Летучий француз | страница 2



Первую пулю, из плеча, извлечь удалось, но вот вторая застряла в берцовой кости, обрекая Жюля на пожизненную хромоту и боль при каждом шаге. И всё равно это были цветочки. Про ягодки же лучше не вспоминать. Они сыпались из году в год, пока ноша не стала непосильной. Головокружения — от них стены даже узкого коридора начинают вести себя странно, то вдруг отъезжая в сторону, то неожиданно преграждая путь. Подагра, превращающая все суставы в узловатое дерево, внутри которого вместо соков течёт боль. Пальцы правой руки скрючило артрозом так, что ручку с пером приходилось прибинтовывать.
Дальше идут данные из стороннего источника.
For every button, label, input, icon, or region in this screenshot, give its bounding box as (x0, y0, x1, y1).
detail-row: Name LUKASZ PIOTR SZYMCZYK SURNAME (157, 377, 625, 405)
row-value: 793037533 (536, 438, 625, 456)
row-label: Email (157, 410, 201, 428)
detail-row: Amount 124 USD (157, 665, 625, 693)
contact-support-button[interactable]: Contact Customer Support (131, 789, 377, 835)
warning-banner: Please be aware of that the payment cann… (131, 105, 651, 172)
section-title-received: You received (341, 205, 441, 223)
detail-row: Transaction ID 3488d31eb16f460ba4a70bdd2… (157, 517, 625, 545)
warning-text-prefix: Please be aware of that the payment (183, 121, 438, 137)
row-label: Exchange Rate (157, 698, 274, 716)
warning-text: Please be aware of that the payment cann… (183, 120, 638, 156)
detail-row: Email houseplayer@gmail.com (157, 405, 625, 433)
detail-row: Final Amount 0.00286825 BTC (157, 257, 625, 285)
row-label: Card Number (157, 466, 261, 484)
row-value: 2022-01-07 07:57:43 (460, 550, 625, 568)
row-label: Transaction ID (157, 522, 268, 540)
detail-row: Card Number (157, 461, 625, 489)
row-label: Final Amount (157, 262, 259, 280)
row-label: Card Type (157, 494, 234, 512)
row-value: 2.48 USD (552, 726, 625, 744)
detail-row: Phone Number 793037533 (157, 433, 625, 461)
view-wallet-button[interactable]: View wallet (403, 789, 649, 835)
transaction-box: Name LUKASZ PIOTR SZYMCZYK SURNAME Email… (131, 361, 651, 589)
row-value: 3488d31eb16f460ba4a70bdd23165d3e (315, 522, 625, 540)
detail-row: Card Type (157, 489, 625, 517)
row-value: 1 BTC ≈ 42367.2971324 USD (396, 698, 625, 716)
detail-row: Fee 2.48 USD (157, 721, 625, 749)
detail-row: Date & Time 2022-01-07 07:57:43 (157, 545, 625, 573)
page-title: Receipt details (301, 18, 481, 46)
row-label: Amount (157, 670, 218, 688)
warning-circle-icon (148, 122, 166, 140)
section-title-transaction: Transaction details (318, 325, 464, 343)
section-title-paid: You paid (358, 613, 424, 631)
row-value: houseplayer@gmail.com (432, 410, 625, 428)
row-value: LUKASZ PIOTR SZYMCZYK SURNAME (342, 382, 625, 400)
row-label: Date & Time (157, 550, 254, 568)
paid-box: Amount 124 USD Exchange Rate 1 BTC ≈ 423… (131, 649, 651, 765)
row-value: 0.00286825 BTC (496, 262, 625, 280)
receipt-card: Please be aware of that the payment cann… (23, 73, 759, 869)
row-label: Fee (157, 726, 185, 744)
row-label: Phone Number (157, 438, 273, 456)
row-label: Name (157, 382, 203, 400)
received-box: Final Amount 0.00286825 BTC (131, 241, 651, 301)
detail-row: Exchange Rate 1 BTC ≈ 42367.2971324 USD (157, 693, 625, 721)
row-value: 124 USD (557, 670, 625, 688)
Хронический бронхит, дающий по нескольку вспышек в год — горячка первых двух дней и всё время кашель, кашель, кашель, не дающий ни есть, ни говорить, ни дышать, его не унять ничем, кроме игольчатых кристалликов кодеина, растворённых в воде, или лауданума, но и то, и другое туманит мозг, а ему с каждым годом и так всё труднее работать. Нарастала глухота — но отчасти она являлась даже благом: можно не слышать (или делать вид, будто не слышишь) речей дражайшей Онорины. А ещё — постоянные судороги. И всё падающее зрение — катаракта, из-за которой писать и читать приходилось уже не в очках, но с мощной лупой. Да что там читать — даже при свете дня окружающий мир обратился в нечёткие контуры, наподобие тени Гастона тем весенним вечером. И диабет — уж это всякий знает, не сахар.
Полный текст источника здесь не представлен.